Officials say dozens of people are still missing as search crews continue to dig through layers of mud and debris. The storm has left at least 244 people dead, most in North Carolina.

Jessica Meidinger’s 58-year-old mother, Kim Ashby, is among the missing. Floodwaters swamped her home in Elk Park, North Carolina, and she was torn from her husband’s arms. CBS News first spoke to Meidinger and her family two weeks ago. She said she now accepts her mother is likely gone. 

“It’s hard to truly grieve a person without a body and move on from this,” Meidinger said. “It’s just … we feel stuck.”

Meidinger said the treacherous terrain has hindered the weeks-long search.

“It’s probably 20 miles of river, that there’s just piles of debris all along the way. There’s areas that you basically have to rappel down in order to continue to follow the river, to see if she might be there, and it’s not just piles of debris, there’s just feet high of sediment that you have to dig through.”

On Tuesday, North Carolina Gov. Roy Cooper said close to 100 people remain missing statewide.
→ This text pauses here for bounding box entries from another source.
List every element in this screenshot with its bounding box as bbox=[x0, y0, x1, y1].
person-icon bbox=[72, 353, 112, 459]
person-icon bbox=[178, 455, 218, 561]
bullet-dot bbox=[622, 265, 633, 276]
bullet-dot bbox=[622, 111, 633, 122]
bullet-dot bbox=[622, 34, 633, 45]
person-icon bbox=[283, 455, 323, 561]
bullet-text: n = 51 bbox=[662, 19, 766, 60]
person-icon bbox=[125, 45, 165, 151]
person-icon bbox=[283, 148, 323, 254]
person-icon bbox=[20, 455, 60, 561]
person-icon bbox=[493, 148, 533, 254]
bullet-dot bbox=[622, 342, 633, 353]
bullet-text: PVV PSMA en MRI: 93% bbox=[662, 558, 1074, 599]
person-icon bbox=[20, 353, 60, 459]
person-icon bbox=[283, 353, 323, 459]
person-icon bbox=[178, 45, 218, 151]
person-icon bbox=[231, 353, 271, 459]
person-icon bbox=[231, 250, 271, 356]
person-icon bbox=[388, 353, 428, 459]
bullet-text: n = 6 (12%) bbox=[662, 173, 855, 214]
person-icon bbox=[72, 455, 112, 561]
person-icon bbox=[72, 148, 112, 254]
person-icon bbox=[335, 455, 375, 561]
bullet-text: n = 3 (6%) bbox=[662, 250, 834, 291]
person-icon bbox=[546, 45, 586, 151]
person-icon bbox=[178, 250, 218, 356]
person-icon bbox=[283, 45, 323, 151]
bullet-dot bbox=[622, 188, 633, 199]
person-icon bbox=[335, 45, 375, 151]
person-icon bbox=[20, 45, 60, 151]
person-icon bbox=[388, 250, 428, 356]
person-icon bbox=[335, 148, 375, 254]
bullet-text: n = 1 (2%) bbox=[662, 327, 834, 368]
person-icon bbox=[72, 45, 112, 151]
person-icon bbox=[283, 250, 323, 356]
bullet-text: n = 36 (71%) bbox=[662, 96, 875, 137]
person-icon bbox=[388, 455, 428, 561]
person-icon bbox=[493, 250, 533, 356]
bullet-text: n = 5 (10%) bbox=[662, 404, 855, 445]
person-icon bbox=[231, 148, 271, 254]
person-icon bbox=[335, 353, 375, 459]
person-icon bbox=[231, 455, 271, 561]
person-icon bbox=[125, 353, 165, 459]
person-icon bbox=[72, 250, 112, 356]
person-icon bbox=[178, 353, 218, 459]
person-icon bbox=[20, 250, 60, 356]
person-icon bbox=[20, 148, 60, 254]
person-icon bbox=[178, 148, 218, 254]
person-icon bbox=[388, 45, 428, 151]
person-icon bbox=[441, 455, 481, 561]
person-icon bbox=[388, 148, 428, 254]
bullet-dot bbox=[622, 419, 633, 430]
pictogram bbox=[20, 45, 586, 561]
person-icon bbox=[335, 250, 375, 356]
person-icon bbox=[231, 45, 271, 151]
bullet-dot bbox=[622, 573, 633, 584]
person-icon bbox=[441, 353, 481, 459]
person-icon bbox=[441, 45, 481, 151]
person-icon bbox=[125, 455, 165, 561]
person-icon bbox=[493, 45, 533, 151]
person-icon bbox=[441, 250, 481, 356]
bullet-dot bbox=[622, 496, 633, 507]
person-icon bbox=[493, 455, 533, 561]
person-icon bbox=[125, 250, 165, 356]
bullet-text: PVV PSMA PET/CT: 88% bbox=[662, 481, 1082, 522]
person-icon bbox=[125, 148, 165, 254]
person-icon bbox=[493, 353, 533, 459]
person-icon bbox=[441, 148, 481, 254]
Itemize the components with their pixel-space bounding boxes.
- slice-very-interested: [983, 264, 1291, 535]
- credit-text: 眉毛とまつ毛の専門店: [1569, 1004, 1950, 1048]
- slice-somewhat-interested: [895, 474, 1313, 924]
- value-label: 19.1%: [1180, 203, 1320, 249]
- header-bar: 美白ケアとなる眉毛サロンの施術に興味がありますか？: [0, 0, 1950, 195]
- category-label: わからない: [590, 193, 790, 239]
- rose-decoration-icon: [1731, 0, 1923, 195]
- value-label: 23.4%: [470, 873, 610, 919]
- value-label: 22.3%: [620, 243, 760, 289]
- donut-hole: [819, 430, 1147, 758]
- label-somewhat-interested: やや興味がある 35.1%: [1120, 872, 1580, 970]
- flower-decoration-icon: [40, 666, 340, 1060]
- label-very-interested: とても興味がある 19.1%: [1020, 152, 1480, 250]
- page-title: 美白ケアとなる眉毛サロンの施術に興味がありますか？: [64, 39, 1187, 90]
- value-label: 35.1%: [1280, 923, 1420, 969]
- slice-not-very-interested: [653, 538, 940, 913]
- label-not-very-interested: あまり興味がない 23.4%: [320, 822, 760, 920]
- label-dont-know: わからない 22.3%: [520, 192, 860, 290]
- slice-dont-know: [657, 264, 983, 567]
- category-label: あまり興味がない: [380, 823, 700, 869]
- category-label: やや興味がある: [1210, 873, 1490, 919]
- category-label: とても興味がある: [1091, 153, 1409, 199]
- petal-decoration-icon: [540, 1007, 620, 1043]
The Department of Public Safety formed a task force to find who is still unaccounted for and focus efforts where needed, Cooper said.

FEMA administrator Deanne Criswell previously spoke about the historic flooding in North Carolina from Helene on “Face the Nation with Margaret Brennan,” saying, “I don’t know that anybody could be fully prepared for the amount of flooding and landslides that they are experiencing right now.”

FEMA has resumed its normal operations in North Carolina after temporarily relocating amid a reported threat.

Meanwhile, Meidinger said the hardest part will be telling her 3-year-old son, who adores his grandmother.

“I think we’ve chosen not to tell him because to tell him in a way that she’s still missing is not something you can do for a 3-year-old. It’s gotta be pretty finite and that’s … hard enough to explain that someone is no longer with us, but to say that we don’t even know where she is, that’s impossible.”